Reported by Guest Blogger - March 9, 2010 -

Guest blogged by Aunty Em

“Nostalgia ain’t what it used to be,” could have been the tagline for the Glenn Beck Program last week (3/1-3/5/10) as he went through several history lessons, each saying the same thing as all his history lessons: Progressives are bad and they want to fundamentally transform the nation!

Everything one needs to know about his program was on full display—and front and center—for most of the week. It’s Glenda’s newest prop. One really has to compliment the prop department for its creation because it’s almost perfect. It’s an old-timey tee vee, just like the one I used to watch when I was a kid. It’s hard not to feel wistful watching Glenn Beck history lessons on the same type of tee vee that I used to watch The Mickey Mouse Club, Sagebrush Shorty, and Captain Jolly introducing Popeye For President cartoons.

The Beckinator sat in a comfy chair next to that old-timey tee vee prop day after day, as if he were FDR giving his audience televised fireside chats.
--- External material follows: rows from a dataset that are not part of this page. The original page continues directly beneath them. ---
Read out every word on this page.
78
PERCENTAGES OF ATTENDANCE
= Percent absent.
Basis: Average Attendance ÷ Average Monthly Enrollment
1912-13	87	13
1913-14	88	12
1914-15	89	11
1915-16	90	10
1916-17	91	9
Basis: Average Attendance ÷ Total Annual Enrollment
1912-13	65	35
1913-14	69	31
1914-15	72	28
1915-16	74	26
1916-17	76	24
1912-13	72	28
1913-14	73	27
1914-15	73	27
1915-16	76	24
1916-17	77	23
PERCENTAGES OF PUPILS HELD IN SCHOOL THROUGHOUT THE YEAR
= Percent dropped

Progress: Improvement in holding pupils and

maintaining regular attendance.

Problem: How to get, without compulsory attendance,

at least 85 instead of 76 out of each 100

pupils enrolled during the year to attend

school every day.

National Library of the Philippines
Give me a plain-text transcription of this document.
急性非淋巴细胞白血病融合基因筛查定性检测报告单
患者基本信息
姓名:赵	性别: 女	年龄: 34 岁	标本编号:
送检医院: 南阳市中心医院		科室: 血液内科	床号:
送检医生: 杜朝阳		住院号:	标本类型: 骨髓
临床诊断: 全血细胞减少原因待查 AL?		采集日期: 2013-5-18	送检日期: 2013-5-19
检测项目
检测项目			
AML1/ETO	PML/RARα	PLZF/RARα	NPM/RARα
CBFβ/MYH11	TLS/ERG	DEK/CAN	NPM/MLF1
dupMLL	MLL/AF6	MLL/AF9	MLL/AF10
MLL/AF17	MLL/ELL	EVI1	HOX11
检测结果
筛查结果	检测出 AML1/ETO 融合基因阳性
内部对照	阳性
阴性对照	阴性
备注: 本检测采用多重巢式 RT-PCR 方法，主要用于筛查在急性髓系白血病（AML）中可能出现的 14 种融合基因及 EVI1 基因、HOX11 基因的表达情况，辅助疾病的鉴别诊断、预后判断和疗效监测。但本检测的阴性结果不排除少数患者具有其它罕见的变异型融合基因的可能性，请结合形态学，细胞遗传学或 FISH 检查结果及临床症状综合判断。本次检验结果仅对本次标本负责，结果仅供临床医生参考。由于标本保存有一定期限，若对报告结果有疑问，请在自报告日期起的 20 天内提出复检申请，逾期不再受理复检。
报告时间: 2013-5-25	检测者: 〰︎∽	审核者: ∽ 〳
Suffused by the bluish glow of the old-timey tee vee, Glenn Beck used this set-up to impart his (distorted) history lessons to his (distorted) audience by showing (distorted) old-timey black and white clips.

Beck’s old-timey tee vee is the perfect lens through which to view and understand everything you need to know about The Beckinator. That’s because the old-timey tee vee is a fake!!! It’s as phony as 3-dollar bill or, if you will, a Glenn Beck frog demonstration. The clue? Beck’s old-timey tee vee is only 6 to 8 inches deep, an impossibility for a tee vee from the ‘50s, which used vacuum picture tubes and were almost two feet deep.

Just another phony prop to make another phony point about…what exactly?

It’s been a while since I had Beck on the couch, but let’s try some amateur psychoanalyzing once again. I maintain that Beck’s use of this style of prop—in fact his entire use of nostalgia as weird analogies for politics—is pathological. I wouldn’t be surprised if he’s totally unaware of how he uses his tee vee show to regress into childhood, the last time he probably felt somewhat safe. At the age of 13 his alcoholic mother committed suicide, according to Beck himself. The same article says his stepbrother also killed himself. Skip ahead a few years to Glenn’s own personal Beckanalia, where he not only took to the bottle, just like his mother, but apparently surpassed her addictions by also getting heavily into cocaine. He’s also confessed how close he was to taking his own life before he cleaned himself up and found redemption in reading about The Good Old Days.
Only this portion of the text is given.